Distriknews.co, Kutai Kartanegara – Puluhan massa aksi dari berbagai elemen masyarakat, mahasiswa, dan organisasi Cipayung di Kutai Kartanegara (Kukar) menggelar aksi unjuk rasa pada Senin, 1 September 2025. Aksi ini dipimpin oleh Jendral Lapangan (Jenlap), Wawan Ahmad, yang menyampaikan 12 poin tuntutan kepada DPRD Kukar.
Wawan menyampaikan bahwa tuntutan mereka mencakup isu nasional dan lokal.
“Kami menolak RUU KUHAP dan menuntut penghapusan tunjangan DPR, baik di tingkat kabupaten, provinsi, maupun pusat,” ujar Wawan di depan gedung DPRD Kukar.
Selain itu, massa juga mendesak pengesahan RUU Perampasan Aset, RUU PPRT, dan RUU Masyarakat Adat.
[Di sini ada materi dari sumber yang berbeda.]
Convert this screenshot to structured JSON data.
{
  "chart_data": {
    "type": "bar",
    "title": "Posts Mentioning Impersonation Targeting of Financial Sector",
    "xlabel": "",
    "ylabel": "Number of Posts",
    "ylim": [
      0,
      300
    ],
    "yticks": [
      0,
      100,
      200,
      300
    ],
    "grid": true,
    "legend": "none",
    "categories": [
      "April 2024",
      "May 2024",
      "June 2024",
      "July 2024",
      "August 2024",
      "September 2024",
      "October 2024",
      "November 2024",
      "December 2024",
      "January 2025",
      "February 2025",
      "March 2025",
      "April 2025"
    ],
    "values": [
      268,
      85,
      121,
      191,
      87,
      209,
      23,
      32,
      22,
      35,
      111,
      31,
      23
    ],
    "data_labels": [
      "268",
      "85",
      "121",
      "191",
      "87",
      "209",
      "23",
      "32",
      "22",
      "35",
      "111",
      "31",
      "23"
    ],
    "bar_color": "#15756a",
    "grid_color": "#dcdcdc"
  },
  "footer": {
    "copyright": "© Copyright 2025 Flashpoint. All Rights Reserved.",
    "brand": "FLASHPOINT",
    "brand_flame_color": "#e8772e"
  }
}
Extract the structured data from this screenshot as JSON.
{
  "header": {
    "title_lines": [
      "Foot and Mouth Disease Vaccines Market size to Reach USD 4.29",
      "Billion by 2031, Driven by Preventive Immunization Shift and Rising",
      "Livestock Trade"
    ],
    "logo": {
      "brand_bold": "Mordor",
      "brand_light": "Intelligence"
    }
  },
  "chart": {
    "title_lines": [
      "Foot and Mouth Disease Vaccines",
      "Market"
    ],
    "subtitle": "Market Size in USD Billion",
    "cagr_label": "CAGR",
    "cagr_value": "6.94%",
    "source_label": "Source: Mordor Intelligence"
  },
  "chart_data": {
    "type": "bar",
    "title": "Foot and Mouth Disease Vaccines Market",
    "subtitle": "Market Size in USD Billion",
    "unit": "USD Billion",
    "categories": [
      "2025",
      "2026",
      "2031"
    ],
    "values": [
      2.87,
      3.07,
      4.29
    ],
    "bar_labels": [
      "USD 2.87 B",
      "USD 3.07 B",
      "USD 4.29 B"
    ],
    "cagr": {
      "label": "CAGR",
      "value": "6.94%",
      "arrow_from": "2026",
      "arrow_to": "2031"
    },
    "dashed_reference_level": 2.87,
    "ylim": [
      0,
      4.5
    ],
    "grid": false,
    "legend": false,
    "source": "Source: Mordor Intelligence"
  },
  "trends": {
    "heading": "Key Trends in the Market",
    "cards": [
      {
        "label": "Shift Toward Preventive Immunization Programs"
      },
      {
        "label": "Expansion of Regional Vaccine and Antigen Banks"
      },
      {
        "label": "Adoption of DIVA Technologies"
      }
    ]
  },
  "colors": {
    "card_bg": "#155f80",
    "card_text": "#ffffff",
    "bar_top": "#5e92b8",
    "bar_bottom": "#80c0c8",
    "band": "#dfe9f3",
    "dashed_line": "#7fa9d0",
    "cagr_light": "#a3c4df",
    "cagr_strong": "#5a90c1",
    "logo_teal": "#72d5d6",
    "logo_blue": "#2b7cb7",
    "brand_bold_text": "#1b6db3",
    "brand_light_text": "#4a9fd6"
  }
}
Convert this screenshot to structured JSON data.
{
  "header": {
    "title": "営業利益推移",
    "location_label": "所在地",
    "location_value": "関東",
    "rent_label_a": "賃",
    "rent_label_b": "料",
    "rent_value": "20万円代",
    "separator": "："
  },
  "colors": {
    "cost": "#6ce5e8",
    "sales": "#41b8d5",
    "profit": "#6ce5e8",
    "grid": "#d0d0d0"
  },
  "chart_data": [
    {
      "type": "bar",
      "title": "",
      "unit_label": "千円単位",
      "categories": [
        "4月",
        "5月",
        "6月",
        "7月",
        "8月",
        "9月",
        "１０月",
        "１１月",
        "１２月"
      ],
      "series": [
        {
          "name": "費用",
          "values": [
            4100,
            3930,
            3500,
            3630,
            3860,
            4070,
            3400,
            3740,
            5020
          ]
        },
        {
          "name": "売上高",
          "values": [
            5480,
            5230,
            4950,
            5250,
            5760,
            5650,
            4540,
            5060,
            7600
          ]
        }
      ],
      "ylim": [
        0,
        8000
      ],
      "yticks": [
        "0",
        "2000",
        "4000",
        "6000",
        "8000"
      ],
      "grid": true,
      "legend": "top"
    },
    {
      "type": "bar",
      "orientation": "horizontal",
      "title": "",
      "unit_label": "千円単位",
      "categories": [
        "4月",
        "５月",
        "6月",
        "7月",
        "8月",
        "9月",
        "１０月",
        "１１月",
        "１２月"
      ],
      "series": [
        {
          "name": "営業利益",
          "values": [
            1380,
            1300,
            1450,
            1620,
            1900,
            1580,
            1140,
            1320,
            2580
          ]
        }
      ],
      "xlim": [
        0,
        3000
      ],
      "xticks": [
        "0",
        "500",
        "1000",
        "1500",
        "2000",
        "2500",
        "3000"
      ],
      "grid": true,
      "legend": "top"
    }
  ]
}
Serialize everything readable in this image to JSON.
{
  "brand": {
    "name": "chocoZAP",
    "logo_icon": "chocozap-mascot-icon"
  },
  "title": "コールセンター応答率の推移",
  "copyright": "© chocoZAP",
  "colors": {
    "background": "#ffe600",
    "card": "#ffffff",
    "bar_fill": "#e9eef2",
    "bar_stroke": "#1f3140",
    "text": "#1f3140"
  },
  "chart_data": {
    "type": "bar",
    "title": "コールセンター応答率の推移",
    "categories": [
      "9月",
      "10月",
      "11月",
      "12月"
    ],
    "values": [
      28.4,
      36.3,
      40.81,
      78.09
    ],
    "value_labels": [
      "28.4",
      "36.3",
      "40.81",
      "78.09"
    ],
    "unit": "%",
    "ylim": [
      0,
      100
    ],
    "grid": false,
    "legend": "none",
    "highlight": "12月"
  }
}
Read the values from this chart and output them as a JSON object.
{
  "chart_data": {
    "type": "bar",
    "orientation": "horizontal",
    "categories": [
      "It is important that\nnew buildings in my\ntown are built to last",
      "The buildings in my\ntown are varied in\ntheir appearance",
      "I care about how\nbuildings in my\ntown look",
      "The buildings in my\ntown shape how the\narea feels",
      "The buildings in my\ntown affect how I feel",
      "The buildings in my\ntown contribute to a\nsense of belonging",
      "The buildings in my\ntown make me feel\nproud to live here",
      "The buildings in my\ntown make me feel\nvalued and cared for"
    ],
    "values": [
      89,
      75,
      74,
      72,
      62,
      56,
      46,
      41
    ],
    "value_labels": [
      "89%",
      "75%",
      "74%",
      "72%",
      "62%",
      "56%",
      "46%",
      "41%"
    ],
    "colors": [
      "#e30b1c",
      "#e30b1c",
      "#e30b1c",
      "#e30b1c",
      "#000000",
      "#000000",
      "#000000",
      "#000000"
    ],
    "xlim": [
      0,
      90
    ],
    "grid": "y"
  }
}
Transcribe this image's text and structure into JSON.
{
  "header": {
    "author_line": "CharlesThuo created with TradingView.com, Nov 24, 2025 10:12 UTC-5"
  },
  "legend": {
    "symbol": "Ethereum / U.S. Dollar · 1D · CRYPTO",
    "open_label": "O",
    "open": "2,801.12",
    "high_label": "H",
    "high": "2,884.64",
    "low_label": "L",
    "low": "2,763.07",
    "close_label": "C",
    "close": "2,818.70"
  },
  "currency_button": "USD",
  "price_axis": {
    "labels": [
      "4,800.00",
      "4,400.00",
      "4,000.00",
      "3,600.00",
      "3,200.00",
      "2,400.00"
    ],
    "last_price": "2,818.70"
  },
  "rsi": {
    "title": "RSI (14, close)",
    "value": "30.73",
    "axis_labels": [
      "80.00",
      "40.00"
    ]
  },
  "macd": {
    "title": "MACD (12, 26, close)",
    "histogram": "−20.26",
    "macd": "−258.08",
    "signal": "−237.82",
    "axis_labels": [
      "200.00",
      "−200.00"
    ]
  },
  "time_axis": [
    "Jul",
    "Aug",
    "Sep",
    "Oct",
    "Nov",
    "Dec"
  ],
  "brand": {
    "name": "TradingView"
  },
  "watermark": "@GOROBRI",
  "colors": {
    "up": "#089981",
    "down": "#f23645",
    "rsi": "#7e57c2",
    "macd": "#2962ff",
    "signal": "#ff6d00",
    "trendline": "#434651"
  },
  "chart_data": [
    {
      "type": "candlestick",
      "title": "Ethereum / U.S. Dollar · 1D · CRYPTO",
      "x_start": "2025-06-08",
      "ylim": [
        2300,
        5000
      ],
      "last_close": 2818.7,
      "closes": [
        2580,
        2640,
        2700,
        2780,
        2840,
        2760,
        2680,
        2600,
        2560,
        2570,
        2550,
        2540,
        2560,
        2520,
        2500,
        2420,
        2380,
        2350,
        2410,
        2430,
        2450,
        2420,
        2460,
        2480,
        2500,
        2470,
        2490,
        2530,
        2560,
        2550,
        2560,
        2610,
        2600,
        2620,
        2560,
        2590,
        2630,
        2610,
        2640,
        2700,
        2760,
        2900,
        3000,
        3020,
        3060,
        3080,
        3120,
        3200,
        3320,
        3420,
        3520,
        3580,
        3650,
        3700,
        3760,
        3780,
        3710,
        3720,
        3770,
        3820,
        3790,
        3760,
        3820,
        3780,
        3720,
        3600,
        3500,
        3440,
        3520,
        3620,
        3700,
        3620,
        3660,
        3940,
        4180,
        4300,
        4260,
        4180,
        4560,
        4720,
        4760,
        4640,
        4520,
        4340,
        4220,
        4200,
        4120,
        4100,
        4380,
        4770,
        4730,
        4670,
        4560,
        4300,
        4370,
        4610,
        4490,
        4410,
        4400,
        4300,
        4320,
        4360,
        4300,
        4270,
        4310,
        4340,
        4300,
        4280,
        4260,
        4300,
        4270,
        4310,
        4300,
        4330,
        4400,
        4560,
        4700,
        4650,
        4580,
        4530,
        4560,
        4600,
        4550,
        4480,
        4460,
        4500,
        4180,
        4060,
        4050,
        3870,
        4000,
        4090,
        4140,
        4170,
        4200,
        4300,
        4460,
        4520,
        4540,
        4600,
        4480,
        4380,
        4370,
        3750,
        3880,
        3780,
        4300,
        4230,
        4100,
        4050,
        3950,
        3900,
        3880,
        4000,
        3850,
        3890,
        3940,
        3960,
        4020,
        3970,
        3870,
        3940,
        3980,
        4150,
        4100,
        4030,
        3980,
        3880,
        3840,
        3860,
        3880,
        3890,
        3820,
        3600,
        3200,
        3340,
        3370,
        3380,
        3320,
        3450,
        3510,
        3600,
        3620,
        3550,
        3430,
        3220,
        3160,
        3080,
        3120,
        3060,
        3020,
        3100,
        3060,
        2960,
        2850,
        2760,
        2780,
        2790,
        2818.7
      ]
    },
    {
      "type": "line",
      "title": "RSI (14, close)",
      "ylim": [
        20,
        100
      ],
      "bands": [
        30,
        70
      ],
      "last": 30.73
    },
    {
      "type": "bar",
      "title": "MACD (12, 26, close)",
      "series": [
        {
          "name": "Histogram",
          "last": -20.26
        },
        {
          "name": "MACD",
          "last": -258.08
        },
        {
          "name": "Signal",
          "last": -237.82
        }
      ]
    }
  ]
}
Mereka menilai, regulasi tersebut penting untuk melindungi hak-hak rakyat yang selama ini terabaikan.
Isu pendidikan pun menjadi sorotan. Massa menuntut peningkatan kesejahteraan guru dan dosen, serta perbaikan kualitas pendidikan di wilayah 3T (tertinggal, terpencil, dan terluar).
“Pendidikan di daerah masih tertinggal, negara harus hadir,” tegas Wawan.
Mereka juga meminta pencabutan undang-undang yang tidak berpihak pada rakyat, serta penghentian tindakan represif terhadap gerakan masyarakat di ruang publik.
Tuntutan lainnya adalah agar pemerintah menciptakan kebijakan yang pro-rakyat, menghentikan dominasi oligarki politik, serta menegakkan supremasi hukum secara adil dan merata.
Masalah tambang ilegal di Kukar turut disorot. Wawan meminta aparat penegak hukum bertindak tegas terhadap oknum-oknum yang terlibat dalam pembiaran aktivitas ilegal yang merugikan negara dan masyarakat.
Aksi yang melibatkan lebih dari 50 orang ini diklaim sebagai bagian dari gerakan berkelanjutan.
“Jika tidak direspons, akan ada gelombang aksi lebih besar. Setelah ini, kami akan lanjutkan konsolidasi ke Samarinda,” tutup Wawan.